Odnośnik do komentarza

Katarzyna ja właśnie unikałam takich mężczyzn i nawet byłam przez 13 miesięcy z chłopakiem który w ogóle nie pił alkoholu i nie palił. A z mężem to jakaś dziwna kontrola żeby w moim małżeństwie za wszelką cenę było inaczej-lepiej niż u moich rodziców.

Odnośnik do komentarza

ola2710
Wydaje mi się,że wiele z nas patrzy krytycznie na niektóre zachowania czy metody wychowawcze naszych rodziców i w wychowywaniu naszych dzieci staramy się tych błędów nie popełniać.Za to na pewno robimy inne;) i nasze dzieci też kiedyś będą myślały tak,jak my.Takie życie :)
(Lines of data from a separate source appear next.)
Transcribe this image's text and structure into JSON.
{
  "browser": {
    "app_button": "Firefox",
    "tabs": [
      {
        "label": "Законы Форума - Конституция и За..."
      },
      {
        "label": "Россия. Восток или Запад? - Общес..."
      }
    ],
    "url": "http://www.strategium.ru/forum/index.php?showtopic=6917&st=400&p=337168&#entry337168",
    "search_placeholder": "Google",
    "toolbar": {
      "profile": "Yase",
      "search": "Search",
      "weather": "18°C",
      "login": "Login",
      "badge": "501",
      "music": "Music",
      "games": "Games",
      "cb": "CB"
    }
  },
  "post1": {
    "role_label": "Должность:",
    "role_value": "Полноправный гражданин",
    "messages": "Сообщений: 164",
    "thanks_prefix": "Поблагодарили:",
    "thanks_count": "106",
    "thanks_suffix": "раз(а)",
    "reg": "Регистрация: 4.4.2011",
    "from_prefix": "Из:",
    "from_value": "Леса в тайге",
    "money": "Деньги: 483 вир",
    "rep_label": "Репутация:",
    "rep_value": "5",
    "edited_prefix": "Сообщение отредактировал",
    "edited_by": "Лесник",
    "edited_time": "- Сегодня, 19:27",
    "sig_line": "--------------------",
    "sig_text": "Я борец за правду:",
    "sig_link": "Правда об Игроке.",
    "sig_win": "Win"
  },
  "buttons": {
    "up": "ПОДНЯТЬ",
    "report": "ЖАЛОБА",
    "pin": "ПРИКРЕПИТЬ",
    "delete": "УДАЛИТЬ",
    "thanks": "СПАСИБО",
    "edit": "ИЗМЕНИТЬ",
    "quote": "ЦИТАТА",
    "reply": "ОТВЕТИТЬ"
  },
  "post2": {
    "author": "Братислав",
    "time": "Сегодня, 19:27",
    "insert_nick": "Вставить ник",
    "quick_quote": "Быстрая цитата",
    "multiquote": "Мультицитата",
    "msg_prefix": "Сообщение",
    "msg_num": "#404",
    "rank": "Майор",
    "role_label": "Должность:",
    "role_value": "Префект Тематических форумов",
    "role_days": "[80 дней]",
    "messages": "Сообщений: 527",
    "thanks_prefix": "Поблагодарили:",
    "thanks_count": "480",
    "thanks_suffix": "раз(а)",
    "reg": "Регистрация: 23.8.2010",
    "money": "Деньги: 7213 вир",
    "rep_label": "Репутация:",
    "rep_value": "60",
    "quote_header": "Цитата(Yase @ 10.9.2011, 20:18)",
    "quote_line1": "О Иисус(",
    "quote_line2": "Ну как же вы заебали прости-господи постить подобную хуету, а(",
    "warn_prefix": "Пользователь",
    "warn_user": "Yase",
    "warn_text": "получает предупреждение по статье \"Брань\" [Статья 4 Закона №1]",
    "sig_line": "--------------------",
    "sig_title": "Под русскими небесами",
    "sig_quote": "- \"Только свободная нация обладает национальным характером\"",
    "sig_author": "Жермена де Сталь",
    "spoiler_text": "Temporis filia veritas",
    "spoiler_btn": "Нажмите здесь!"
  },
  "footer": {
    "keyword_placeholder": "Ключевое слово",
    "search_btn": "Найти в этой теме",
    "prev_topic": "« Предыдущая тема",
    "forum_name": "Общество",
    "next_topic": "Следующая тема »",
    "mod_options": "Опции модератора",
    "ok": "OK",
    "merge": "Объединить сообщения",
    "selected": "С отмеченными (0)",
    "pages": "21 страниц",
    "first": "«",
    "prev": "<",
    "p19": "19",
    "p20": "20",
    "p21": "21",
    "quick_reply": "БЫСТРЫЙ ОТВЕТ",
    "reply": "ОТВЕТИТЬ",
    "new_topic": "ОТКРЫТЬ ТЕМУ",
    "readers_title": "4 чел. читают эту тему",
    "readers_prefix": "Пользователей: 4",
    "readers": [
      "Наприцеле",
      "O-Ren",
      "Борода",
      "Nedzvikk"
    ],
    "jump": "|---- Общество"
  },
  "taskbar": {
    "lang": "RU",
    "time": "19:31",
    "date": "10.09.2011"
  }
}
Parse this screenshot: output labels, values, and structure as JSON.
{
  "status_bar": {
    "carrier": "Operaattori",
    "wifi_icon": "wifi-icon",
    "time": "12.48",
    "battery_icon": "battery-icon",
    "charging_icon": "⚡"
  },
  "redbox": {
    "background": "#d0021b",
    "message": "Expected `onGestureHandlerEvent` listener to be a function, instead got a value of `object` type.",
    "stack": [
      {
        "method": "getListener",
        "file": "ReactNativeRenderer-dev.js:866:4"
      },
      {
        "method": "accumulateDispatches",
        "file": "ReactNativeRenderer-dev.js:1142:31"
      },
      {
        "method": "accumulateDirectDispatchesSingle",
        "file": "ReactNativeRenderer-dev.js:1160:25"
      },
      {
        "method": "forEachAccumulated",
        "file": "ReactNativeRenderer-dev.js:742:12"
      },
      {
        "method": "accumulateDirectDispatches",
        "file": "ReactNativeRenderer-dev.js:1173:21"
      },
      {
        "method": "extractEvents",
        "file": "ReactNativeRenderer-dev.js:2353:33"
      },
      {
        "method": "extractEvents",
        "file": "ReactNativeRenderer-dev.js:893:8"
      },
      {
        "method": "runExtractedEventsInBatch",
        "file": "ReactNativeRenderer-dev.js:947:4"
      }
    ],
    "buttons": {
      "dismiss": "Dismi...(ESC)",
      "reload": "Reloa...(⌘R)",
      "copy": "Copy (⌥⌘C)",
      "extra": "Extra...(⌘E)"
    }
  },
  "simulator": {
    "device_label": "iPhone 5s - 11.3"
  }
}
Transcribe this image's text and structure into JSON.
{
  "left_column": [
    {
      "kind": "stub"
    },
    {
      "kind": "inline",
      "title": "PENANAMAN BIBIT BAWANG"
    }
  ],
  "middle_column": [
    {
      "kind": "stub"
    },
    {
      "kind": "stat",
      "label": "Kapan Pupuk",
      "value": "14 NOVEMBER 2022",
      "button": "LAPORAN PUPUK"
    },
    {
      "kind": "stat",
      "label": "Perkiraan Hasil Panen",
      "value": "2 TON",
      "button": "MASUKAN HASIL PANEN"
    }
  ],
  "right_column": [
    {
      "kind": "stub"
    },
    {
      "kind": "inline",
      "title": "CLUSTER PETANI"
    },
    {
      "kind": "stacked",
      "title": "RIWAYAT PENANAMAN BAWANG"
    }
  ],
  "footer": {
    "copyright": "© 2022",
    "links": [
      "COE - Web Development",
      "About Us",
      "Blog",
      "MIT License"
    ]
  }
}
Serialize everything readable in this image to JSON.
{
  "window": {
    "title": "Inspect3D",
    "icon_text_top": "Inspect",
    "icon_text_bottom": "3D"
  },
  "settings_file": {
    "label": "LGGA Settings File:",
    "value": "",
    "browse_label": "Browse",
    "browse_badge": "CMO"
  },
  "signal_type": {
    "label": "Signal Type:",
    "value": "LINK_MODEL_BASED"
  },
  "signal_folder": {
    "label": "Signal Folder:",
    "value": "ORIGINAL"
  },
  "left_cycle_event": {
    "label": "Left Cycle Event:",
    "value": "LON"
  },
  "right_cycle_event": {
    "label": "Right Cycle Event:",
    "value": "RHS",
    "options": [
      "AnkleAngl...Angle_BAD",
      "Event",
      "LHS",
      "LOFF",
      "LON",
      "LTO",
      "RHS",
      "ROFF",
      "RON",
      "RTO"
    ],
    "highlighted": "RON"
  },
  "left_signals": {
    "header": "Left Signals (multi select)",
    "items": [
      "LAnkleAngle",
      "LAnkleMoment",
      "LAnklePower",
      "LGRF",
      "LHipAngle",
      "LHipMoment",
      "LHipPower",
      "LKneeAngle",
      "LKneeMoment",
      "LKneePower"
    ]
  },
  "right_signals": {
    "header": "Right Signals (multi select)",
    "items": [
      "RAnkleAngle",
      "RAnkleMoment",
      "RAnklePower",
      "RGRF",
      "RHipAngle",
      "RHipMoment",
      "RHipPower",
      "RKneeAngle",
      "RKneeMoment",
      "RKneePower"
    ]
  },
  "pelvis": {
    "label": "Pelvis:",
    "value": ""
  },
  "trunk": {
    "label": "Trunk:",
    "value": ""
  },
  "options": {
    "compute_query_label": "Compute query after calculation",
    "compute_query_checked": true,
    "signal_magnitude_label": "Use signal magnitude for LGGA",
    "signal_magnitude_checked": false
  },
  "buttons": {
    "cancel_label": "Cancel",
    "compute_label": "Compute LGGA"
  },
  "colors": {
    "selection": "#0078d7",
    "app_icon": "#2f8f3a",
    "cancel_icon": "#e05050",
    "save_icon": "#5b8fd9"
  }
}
ola pewnie masz rację ale czasem jak jakieś dziecko wychowuje sie w rodzinie patologicznej to zdawałoby się ze mając takie doświadczenie powinno unikac takiej patologi a tu się okazuje ze sam staje sie takim rodzicem to przykre ale czasem i tak sie zdarza

Odnośnik do komentarza

ola2710 dokładnie:)Ja cały czas jestem zła na siebie że mam takie zachowanie a nie inne wobec córki a to wszystko właśnie przez ojca.Nawet wczoraj zrobiłam głupotę bo odepchnęłam ją od siebie mówiąc żeby odeszła odemnie bo jest niegrzeczna ale tak mnie zbulwersowała że to był impuls i żałuję tego...
No no masz rację trza pogodzić się z mężem bo godzenie jest najlepsze hehehe...:)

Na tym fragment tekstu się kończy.